Questão nº 8
Questão de Língua Portuguesa · FCC TRT-1 2025 (nº 8)
O individualismo e as instituições
Quando as instituições são frágeis e não funcionam, podem prevalecer as amarras da prepotência e do oportunismo violento. Na falta de normas legais que funcionem, na falta de uma representação atuante e legítima do Estado na vida social, a condição da "terra sem lei" tende à barbárie.
Exemplo disso forneceu o cinema norte-americano quando, em meados do século passado, inundou o mundo e a imaginação popular com filmes do gênero "western", supostos documentários da conquista do oeste. Uma situação padrão era representada nesses filmes: na pequena e remota cidade recém-formada, o poder local era manipulado por malfeitores poderosos, que submetiam aos seus interesses o xerife e a o juiz. A "lei" servia assim de fachada para o império da autocracia e do crime, e a impunidade ameaçava ser eterna.
Mas eis que chegava o "mocinho": um homem vindo não se sabe de onde, solitário, lacônico, hábil no manejo das armas, intrépido, capaz de enfrentar e derrotar sozinho os poderosos locais — o que fazia com bravura e frieza, até deixar a cidade pacificada e sumir para sempre no horizonte, sob o olhar dos cidadãos agradecidos.
A "mensagem" desses filmes? Haveria, dentro de indivíduos especiais, um impulso natural para a justiça e a virtude, capaz de mudar a ordem das coisas. As virtudes inatas dessa liderança singular refundariam as instituições suprimidas. A figura de um herói solitário estaria na base da legitimação da ordem pública, quando esta fosse comprometida. Não deixa de ser uma forma de atribuir a uma liderança pessoal a missão de promover as instituições que tenham por escopo o bem público. Dito de outro modo: a moralidade desejável das instituições sociais já estaria presente, em gérmen, no indivíduo essencialmente virtuoso, capaz de reconduzir uma comunidade a um patamar da civilização.
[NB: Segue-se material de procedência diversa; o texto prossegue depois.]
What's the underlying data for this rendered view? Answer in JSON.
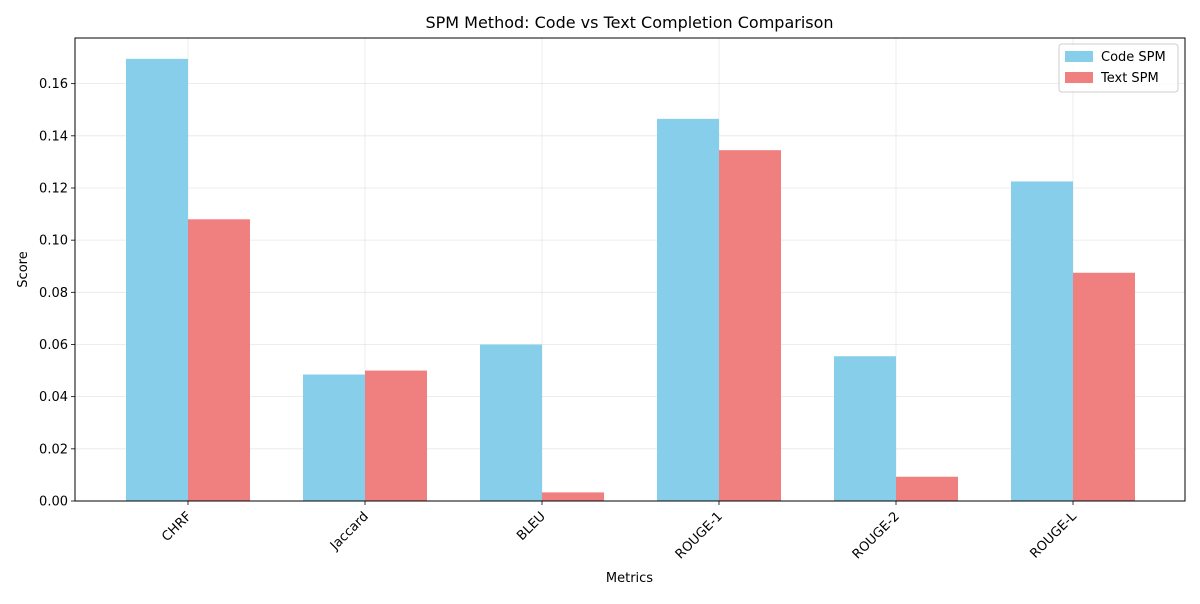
{
  "chart_data": {
    "type": "bar",
    "title": "SPM Method: Code vs Text Completion Comparison",
    "xlabel": "Metrics",
    "ylabel": "Score",
    "categories": [
      "CHRF",
      "Jaccard",
      "BLEU",
      "ROUGE-1",
      "ROUGE-2",
      "ROUGE-L"
    ],
    "series": [
      {
        "name": "Code SPM",
        "color": "#87CEEB",
        "values": [
          0.1695,
          0.0485,
          0.06,
          0.1465,
          0.0555,
          0.1225
        ]
      },
      {
        "name": "Text SPM",
        "color": "#F08080",
        "values": [
          0.108,
          0.05,
          0.0033,
          0.1345,
          0.0093,
          0.0875
        ]
      }
    ],
    "ylim": [
      0,
      0.1775
    ],
    "yticks": [
      0.0,
      0.02,
      0.04,
      0.06,
      0.08,
      0.1,
      0.12,
      0.14,
      0.16
    ],
    "ytick_labels": [
      "0.00",
      "0.02",
      "0.04",
      "0.06",
      "0.08",
      "0.10",
      "0.12",
      "0.14",
      "0.16"
    ],
    "grid": true,
    "legend_position": "top-right",
    "xtick_rotation_deg": 45
  }
}
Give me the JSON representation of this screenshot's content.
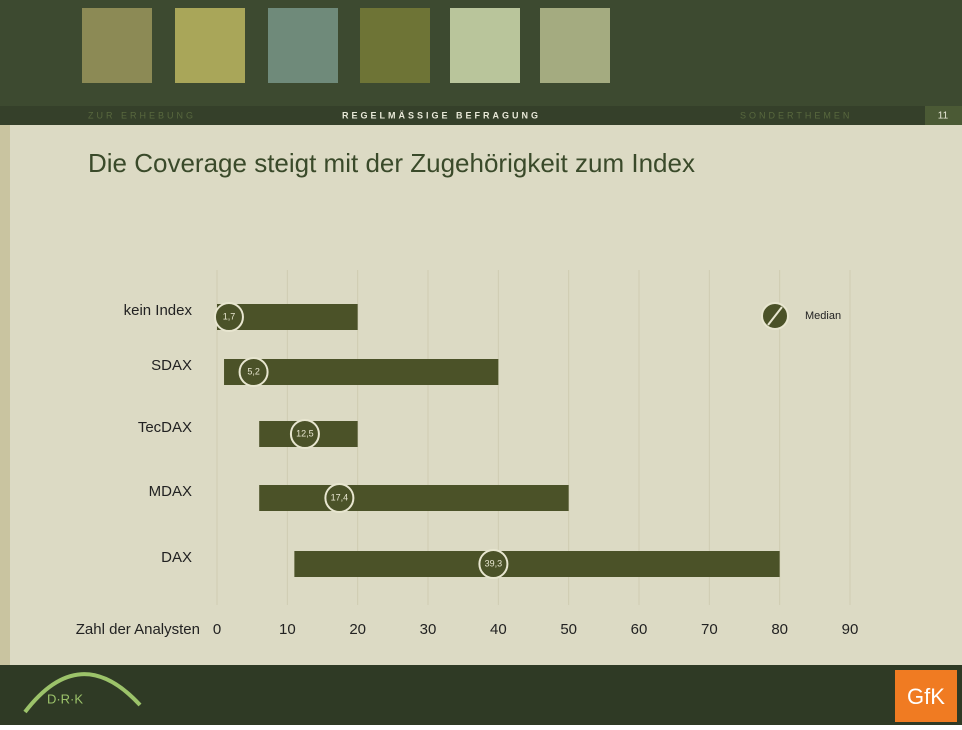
{
  "header": {
    "nav": [
      "ZUR ERHEBUNG",
      "REGELMÄSSIGE BEFRAGUNG",
      "SONDERTHEMEN"
    ],
    "page_number": "11"
  },
  "footer": {
    "logo": "GfK",
    "badge": "D·R·K"
  },
  "chart_data": {
    "type": "range",
    "title": "Die Coverage steigt mit der Zugehörigkeit zum Index",
    "x_label": "Zahl der Analysten",
    "legend_label": "Median",
    "legend_position": "upper right",
    "categories": [
      "kein Index",
      "SDAX",
      "TecDAX",
      "MDAX",
      "DAX"
    ],
    "low": [
      0,
      1,
      6,
      6,
      11
    ],
    "high": [
      20,
      40,
      20,
      50,
      80
    ],
    "values": [
      1.7,
      5.2,
      12.5,
      17.4,
      39.3
    ],
    "value_labels": [
      "1,7",
      "5,2",
      "12,5",
      "17,4",
      "39,3"
    ],
    "color": "#4b5228",
    "xlim": [
      0,
      90
    ],
    "xticks": [
      0,
      10,
      20,
      30,
      40,
      50,
      60,
      70,
      80,
      90
    ],
    "grid": true
  }
}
(Bruno Rosa de Alcântara, a editar)
Constitui-se um paradoxo na seguinte formulação:
- Aa virtude solitária está na raiz da concepção do "mocinho" do cinema.
- Ba saga dos mocinhos do cinema norte-americano supõe um padrão de conduta.
- Csendo frágeis as instituições, prevalecem as amarras da prepotência.
- Dnos primeiros povoados predominava a manipulação dos poderes.
- Eum voluntarismo pessoal propicia a ordenação dos interesses públicos. (alternativa correta)
Resposta comentada
Gabarito Alternativa E
Um paradoxo é uma afirmação que parece contraditória ou absurda, mas que, ao ser analisada, revela uma verdade ou um sentido profundo. É uma contradição aparente que esconde uma realidade.
- (A) Incorreta: Esta frase é uma descrição direta do "mocinho" conforme o texto, que o retrata como um indivíduo com virtudes inatas agindo sozinho. Não há contradição aparente ou profunda aqui.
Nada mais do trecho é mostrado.